Voltage-sensitive dyes are used widely for optical imaging of electric activity ex vivo, but not in vivo.
Optogenetic tools enable optical monitoring and control of cellular activity in vitro and in vivo.
What New Information Does This Article Contribute?
Introduction of the first mouse model with cardiac myocyte–restricted expression of voltage-sensitive fluorescence protein 2.3 (VSFP2.3), a genetically encoded voltage indicator.
Demonstration of robust membrane voltage imaging in cardiac myocytes ex vivo (isolated adult cardiac myocytes), in situ (Langendorff-perfused heart), in vivo (open chest fiber optics), and in vitro (induced pluripotent stem cell–derived cardiac myocytes) without cardiac toxicity.
Transgenic VSFP2.3 enabled benchmarking of structural (t-tubulation) and functional (optical cardiograms) properties in isolated embryonic and adult cardiac myocytes and whole hearts.
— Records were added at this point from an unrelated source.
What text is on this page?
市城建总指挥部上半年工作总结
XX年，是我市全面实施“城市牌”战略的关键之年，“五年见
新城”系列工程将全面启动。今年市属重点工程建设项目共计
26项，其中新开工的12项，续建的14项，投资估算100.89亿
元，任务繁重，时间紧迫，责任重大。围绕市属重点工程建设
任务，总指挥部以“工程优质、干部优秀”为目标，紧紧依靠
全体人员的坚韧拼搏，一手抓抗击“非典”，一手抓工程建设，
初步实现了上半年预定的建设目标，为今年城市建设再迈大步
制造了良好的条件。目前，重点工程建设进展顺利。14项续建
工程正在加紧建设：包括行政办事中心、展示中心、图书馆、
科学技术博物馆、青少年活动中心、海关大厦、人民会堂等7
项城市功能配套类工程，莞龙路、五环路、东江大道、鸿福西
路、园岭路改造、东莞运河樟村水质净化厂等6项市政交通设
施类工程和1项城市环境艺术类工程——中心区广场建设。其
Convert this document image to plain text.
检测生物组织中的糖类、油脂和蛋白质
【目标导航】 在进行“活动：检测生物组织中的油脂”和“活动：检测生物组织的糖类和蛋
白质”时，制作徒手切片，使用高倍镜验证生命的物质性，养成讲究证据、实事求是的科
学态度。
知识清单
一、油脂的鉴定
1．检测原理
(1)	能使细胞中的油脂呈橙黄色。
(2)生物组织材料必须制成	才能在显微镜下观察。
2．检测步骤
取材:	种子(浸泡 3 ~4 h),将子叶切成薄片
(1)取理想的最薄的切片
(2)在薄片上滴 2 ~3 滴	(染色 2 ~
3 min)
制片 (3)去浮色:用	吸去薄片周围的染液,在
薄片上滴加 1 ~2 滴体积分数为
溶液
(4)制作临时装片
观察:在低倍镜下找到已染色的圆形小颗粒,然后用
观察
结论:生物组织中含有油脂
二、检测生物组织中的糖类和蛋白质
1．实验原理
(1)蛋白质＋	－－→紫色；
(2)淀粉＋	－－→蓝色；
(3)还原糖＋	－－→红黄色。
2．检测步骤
Optogenetic tools are evolving rapidly for monitoring and controlling cellular activity. VSFP2.3 is particularly attractive for studying structural and functional properties of cardiac myocytes and whole hearts, because of its targeted expression at the sarcolemma and ratiometric fluorescence energy transfer recordings to minimize motion artifacts in beating hearts. Lack of apparent toxicity is another important prerequisite, especially for longitudinal studies in vivo and in vitro cardiac myocyte cultures. The demonstration that human action potentials can also be visualized by VSFP2.3 documents its use beyond rodent models. Importantly, optical cardiograms could be used to map electric impulse propagation with high temporal and spatial resolution in Langendorff-perfused hearts. In situ fiber optic recordings in spontaneously beating blood-perfused hearts provided proof of concept for the applicability of VSFP2.3 in minimal invasive assessments of impulse propagation in vivo. Collectively, the results of this study provide evidence for the versatile use of VSFP2.3 in assessments of cardiac myocyte structure and function. We anticipate that genetically encoded voltage indicators such as VSFP2.3 will find broad applications in fundamental studies of cardiac myocyte and heart development, assessments of structural and functional alterations in heart disease, and scrutiny of innovative therapeutics, including the assessment of electric integration of cardiac myocyte grafts in attempts to remuscularize failing hearts.